The order from the Republican administration blindsided Colorado officials and advocates. The governor’s office, state lawmakers, attorneys and representatives for both the state Division of Housing and Judicial Branch scrambled Tuesday afternoon to first read the order and then to understand how and when Colorado might implement it. As of 4:30 p.m., no state official was able to affirmatively state to The Denver Post that evictions will be halted here for those who qualify under the order.
“Our administration is currently reviewing this recent federal action to see if it will really help Coloradans or is just empty words,” said Conor Cahill, spokeswoman for Gov. Jared Polis, in a statement.
But Jon Sarche, a spokesman for the Judicial Branch, said his office believes the order will effectively end most evictions by prohibiting landlords from seeking eviction for anyone protected by it. Individuals with incomes above $99,000 and joint filers with incomes above $198,000 are not protected.
“It looks like courts can continue to accept filings, but that unless all the conditions in the CDC order are met, nothing really could happen,” Sarche said, stressing that the Judicial Branch had only done an initial review of the order.

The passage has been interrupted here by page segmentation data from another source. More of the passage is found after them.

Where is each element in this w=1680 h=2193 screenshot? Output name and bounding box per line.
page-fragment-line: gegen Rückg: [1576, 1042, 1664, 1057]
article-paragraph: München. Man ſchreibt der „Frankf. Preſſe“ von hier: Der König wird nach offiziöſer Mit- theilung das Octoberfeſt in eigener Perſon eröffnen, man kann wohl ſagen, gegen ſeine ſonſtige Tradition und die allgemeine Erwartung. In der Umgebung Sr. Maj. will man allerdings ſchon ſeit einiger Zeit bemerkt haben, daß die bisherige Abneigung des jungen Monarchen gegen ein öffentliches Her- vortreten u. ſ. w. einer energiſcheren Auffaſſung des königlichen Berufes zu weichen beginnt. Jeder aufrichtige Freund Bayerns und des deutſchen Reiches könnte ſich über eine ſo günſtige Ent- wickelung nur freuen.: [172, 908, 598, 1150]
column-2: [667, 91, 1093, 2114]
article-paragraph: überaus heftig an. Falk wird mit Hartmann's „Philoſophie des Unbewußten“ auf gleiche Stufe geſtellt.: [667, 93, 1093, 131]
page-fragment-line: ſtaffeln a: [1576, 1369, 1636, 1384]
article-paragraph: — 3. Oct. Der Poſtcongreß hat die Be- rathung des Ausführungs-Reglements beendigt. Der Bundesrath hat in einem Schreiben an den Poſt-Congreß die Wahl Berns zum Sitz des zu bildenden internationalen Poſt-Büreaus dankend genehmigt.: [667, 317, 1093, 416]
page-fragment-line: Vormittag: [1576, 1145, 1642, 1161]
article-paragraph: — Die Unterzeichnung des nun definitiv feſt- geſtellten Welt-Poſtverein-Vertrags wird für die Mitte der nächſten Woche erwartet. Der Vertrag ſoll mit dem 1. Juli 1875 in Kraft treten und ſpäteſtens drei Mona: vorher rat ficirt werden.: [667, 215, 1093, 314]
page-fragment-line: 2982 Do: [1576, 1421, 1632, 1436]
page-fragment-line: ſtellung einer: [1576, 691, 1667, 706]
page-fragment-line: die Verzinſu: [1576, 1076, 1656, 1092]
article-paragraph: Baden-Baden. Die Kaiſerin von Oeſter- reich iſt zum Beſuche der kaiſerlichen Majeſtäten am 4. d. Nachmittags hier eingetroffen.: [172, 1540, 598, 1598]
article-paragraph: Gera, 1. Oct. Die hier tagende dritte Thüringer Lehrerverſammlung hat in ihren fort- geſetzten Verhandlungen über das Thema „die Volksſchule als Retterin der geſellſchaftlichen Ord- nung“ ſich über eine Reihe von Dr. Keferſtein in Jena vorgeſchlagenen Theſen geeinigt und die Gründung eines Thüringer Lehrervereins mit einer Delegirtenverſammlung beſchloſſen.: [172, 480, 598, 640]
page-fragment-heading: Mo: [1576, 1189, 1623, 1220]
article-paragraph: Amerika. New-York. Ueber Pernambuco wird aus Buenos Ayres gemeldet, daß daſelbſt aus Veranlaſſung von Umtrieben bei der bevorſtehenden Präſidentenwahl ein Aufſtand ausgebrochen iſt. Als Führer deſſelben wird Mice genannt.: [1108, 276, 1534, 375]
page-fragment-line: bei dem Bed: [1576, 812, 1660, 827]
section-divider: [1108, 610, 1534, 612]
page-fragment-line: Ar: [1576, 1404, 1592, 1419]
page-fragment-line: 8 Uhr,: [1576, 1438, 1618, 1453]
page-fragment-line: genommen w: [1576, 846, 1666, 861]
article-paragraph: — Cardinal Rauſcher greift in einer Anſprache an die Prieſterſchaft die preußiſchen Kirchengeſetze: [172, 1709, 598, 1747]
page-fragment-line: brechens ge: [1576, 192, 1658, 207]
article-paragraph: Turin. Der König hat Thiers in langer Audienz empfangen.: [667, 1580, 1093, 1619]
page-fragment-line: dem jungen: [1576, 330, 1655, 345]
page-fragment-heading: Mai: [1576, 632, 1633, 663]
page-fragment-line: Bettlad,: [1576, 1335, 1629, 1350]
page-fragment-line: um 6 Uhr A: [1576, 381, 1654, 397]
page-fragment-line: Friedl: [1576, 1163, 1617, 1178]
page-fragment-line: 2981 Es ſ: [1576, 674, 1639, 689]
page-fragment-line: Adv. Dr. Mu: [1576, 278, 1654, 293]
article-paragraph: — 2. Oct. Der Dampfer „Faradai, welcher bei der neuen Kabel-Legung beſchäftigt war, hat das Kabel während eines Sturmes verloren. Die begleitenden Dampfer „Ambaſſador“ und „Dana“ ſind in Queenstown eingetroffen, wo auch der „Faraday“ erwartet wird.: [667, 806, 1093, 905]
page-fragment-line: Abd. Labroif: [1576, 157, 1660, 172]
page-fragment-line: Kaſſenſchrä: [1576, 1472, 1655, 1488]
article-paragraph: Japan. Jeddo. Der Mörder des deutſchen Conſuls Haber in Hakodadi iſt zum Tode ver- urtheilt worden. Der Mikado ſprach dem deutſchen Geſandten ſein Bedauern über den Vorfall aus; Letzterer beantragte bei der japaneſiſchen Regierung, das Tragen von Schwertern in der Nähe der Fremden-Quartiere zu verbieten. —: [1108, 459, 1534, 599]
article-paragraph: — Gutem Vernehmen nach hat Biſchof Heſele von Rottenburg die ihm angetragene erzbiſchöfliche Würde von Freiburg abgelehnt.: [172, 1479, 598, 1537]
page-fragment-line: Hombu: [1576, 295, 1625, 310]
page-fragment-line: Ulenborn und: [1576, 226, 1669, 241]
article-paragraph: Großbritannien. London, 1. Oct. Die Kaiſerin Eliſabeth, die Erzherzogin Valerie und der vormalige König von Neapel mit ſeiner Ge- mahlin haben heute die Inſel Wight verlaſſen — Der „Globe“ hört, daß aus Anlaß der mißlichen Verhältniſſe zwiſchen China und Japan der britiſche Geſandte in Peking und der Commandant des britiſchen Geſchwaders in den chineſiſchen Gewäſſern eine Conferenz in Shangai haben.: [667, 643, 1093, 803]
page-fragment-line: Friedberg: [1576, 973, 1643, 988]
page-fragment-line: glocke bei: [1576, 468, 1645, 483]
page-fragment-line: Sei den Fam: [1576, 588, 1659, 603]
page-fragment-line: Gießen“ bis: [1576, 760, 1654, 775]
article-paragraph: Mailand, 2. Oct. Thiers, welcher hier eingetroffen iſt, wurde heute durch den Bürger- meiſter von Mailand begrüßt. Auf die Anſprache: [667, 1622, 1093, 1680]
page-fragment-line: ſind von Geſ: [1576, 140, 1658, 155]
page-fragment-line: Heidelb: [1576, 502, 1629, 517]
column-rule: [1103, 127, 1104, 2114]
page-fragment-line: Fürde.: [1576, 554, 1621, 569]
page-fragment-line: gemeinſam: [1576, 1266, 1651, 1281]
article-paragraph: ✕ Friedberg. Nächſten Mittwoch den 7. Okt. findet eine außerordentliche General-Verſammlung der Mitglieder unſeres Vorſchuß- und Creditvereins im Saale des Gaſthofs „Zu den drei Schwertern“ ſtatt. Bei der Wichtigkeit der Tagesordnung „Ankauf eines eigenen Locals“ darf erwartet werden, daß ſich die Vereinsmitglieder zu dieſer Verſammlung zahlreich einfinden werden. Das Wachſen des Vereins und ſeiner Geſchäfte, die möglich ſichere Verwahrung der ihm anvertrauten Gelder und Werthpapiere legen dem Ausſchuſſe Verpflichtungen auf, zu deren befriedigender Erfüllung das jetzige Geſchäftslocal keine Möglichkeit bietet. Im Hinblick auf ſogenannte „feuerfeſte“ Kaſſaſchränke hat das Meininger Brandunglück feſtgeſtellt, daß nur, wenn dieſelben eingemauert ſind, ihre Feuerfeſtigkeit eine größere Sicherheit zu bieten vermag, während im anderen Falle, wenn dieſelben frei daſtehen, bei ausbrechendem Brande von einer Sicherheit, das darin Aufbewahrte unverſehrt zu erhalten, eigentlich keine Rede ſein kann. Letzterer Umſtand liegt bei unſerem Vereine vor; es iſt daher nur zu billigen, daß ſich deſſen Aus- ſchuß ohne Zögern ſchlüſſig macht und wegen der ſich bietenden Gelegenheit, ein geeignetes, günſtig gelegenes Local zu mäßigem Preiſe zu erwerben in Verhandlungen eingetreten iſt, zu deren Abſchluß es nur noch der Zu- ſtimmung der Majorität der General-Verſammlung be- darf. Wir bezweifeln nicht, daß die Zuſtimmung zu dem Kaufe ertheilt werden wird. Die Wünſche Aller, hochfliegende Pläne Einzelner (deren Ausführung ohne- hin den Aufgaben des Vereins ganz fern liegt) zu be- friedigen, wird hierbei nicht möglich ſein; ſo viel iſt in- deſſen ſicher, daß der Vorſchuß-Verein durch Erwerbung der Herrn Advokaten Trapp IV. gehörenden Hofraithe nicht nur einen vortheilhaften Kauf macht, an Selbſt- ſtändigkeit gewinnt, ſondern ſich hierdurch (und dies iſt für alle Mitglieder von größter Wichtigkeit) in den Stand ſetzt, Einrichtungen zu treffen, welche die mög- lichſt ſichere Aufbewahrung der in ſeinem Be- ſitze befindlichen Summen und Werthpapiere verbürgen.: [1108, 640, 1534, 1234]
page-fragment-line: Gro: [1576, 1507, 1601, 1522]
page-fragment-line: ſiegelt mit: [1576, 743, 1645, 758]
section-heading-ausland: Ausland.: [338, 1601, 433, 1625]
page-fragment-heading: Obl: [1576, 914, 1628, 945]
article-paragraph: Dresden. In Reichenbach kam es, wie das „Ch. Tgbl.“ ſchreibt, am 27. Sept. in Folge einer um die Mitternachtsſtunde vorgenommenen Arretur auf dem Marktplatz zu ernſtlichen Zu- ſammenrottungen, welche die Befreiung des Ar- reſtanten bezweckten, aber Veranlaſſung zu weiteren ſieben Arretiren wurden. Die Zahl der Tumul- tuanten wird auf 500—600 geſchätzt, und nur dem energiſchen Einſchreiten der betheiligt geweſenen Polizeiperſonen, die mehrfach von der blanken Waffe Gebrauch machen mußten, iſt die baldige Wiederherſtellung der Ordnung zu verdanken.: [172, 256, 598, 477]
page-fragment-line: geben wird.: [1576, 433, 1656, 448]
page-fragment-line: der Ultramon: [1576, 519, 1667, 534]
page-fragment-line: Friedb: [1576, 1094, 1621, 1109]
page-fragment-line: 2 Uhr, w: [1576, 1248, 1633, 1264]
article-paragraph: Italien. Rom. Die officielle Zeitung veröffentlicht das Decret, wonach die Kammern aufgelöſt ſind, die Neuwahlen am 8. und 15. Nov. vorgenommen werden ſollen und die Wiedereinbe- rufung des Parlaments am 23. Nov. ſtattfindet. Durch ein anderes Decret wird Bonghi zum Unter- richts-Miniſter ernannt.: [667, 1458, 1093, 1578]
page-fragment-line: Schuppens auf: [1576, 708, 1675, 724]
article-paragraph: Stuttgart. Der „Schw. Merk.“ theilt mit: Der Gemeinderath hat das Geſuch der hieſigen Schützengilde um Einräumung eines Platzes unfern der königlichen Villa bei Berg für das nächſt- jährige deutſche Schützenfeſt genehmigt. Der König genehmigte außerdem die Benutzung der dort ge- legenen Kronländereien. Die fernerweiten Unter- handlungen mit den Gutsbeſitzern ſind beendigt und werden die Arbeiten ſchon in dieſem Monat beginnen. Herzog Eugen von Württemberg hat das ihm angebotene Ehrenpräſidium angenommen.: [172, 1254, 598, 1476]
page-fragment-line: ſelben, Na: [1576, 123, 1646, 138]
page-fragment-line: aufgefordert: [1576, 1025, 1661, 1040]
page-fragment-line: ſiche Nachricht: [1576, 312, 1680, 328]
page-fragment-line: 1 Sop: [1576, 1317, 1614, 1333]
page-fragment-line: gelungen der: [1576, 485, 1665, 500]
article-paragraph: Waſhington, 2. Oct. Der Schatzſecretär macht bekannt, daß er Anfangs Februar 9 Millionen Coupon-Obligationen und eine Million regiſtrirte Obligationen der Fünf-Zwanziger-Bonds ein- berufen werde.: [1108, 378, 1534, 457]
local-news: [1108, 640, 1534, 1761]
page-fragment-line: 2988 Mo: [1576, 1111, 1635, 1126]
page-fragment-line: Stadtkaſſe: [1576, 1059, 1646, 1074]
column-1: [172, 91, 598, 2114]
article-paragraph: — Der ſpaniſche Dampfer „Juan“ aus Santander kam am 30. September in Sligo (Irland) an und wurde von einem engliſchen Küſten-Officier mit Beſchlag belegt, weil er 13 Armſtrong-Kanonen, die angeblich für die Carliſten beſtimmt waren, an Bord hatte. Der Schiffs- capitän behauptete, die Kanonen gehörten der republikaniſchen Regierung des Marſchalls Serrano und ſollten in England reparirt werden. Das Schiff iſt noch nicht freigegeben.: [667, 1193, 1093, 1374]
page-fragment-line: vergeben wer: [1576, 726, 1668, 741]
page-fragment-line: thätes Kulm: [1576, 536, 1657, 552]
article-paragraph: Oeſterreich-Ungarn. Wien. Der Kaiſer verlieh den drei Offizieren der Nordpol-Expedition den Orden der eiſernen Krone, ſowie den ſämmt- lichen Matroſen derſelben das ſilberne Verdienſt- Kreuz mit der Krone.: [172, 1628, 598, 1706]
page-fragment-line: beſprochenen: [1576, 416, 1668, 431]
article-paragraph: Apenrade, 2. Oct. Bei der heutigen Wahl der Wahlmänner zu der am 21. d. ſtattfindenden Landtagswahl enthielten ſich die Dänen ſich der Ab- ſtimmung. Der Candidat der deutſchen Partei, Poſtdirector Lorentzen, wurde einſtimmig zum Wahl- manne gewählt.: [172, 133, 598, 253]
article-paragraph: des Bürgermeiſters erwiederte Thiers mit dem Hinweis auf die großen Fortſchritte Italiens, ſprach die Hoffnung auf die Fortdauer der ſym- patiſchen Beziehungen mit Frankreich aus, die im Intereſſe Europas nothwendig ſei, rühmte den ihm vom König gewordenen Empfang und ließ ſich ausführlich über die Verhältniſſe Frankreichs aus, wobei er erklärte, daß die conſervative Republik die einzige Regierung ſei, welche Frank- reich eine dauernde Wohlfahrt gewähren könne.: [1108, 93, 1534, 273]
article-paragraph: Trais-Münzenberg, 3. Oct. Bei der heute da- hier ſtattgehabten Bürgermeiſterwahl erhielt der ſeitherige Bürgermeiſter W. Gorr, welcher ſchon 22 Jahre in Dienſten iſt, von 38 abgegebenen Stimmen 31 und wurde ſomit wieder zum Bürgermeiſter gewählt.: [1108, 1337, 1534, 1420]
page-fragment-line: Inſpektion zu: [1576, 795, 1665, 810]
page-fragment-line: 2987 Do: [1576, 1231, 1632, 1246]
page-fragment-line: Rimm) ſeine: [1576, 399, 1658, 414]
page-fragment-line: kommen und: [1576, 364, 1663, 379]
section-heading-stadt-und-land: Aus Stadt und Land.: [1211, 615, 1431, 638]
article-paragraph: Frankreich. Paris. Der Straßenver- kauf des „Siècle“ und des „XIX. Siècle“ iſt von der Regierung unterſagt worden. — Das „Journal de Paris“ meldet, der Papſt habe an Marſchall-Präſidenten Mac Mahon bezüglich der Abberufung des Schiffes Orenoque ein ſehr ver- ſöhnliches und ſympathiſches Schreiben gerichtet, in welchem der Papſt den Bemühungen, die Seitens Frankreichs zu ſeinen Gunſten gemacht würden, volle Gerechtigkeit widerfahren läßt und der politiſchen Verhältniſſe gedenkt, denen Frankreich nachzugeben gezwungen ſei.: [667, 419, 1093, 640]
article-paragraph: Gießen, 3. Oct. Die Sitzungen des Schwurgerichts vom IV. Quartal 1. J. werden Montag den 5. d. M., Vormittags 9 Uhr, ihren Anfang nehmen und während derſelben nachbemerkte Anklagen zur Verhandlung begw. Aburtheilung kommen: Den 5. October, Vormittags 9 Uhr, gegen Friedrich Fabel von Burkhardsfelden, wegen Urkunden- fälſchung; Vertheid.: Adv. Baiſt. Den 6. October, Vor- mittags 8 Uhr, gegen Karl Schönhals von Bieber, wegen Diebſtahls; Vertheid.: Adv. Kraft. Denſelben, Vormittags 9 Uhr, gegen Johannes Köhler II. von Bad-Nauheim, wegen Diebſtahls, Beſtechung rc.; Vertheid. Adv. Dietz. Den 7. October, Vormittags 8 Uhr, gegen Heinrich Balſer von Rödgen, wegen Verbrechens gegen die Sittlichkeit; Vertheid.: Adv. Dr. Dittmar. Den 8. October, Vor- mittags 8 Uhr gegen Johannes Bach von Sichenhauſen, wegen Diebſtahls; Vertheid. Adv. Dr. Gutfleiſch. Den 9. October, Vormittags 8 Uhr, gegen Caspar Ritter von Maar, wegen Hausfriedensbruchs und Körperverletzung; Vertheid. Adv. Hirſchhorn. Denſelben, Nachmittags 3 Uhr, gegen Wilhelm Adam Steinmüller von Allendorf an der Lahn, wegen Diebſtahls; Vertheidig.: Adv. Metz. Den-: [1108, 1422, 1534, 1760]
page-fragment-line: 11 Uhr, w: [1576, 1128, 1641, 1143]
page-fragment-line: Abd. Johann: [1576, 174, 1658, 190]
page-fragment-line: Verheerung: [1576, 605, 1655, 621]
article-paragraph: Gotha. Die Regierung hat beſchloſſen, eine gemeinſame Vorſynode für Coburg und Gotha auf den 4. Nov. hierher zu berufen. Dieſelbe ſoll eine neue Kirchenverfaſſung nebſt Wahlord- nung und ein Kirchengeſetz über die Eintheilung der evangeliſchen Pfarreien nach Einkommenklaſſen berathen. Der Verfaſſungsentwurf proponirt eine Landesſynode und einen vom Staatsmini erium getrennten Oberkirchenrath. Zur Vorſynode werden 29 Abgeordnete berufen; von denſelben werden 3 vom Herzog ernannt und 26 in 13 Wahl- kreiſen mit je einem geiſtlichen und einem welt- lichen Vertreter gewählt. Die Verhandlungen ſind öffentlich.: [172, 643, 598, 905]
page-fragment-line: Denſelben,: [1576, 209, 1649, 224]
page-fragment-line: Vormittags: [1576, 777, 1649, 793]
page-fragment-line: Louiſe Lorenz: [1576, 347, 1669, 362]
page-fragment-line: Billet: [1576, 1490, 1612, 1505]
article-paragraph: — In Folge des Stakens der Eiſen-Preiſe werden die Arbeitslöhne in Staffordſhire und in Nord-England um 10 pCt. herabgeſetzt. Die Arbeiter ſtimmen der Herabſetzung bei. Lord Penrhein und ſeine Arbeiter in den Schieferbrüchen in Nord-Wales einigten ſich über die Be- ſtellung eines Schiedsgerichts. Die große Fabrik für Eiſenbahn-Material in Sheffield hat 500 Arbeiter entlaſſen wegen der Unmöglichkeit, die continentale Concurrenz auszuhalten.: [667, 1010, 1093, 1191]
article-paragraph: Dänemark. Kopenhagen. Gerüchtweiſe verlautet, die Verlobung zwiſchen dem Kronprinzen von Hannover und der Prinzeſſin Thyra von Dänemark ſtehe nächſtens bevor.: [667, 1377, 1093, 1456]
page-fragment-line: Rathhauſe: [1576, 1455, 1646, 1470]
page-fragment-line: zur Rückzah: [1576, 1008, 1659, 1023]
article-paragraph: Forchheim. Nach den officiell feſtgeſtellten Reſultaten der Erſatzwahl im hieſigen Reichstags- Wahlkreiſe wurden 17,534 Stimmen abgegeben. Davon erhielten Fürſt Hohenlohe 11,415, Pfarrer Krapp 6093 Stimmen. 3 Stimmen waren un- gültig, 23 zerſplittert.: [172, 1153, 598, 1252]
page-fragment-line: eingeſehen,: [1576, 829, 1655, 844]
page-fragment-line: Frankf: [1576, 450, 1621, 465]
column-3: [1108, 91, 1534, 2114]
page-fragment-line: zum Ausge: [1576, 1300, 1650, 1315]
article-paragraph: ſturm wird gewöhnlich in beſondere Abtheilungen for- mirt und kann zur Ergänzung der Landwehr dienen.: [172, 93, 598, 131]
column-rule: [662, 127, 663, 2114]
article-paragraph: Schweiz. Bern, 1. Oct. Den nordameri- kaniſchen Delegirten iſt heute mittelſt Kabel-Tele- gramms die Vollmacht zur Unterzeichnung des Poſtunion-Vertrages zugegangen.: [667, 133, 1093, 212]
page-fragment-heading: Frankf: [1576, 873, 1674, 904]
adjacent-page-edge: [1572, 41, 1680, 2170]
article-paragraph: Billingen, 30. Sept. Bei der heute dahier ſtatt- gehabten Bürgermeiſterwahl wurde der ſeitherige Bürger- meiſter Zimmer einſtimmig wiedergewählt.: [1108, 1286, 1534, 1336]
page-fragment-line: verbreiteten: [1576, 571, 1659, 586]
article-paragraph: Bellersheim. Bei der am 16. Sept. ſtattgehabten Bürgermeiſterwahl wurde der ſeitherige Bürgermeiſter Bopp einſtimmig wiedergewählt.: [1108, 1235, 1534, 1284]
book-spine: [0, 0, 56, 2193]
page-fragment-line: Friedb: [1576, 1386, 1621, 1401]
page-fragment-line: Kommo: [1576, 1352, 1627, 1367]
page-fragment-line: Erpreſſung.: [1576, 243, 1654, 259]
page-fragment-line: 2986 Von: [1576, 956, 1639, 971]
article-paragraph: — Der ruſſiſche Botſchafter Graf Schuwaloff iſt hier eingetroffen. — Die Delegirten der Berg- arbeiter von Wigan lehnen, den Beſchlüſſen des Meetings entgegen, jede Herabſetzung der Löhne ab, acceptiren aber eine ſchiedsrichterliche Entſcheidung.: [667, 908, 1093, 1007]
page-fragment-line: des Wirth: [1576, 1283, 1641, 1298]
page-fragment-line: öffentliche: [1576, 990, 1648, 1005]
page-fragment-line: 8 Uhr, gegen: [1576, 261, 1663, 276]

Colorado, unlike many other states, is no longer under a statewide pandemic-related eviction moratorium. The governor, Democrat Jared Polis, banned evictions early in the pandemic but let his moratorium lapse in June, and evictions have since restarted here. Several Democratic state senators sought in May to ban evictions through the fall, but they couldn’t get enough support in the chamber they only narrowly hold.
The CDC typically would not be involved this way in a housing issue, but the agency argues that a big spike in evictions would constitute a public health crisis.
“In short,” the order states, “evictions threaten to increase the spread of COVID-19 as they force people to move, often into close quarters in new shared housing settings with friends or family, or congregate settings such as homeless shelters.”
Under the CDC order, those seeking eviction relief will still be required to pay as much rent as they can afford. The order also requires that tenants show that they are incapable of paying their rent or are likely to become homeless if kicked out of their property. Treasury Secretary Steven Mnuchin said Tuesday that the actions taken by the administration could impact “close to” 40 million renters. Attorneys in Colorado have for months warned that more than 300,000 people here could be vulnerable to eviction by the end of 2020.
So far in the pandemic there has been no major eviction wave in Colorado, but eviction defense advocates have been worried that could change soon, as people start to feel the effect of the recent end to the $600 weekly federal unemployment benefit.
Said one advocate, attorney Zach Neumann, “If this order is implemented and upheld, it will buy tenants the time they need to get back on their feet.”
He also said it’s not enough, and called on Congress to provide more rent relief.
The CDC order does not freeze or forgive anyone’s rent, which means that for some the policy will simply delay eviction until after it expires. That expiration could come just weeks before a potential Joe Biden administration takes over.
Bloomberg News contributed to this report.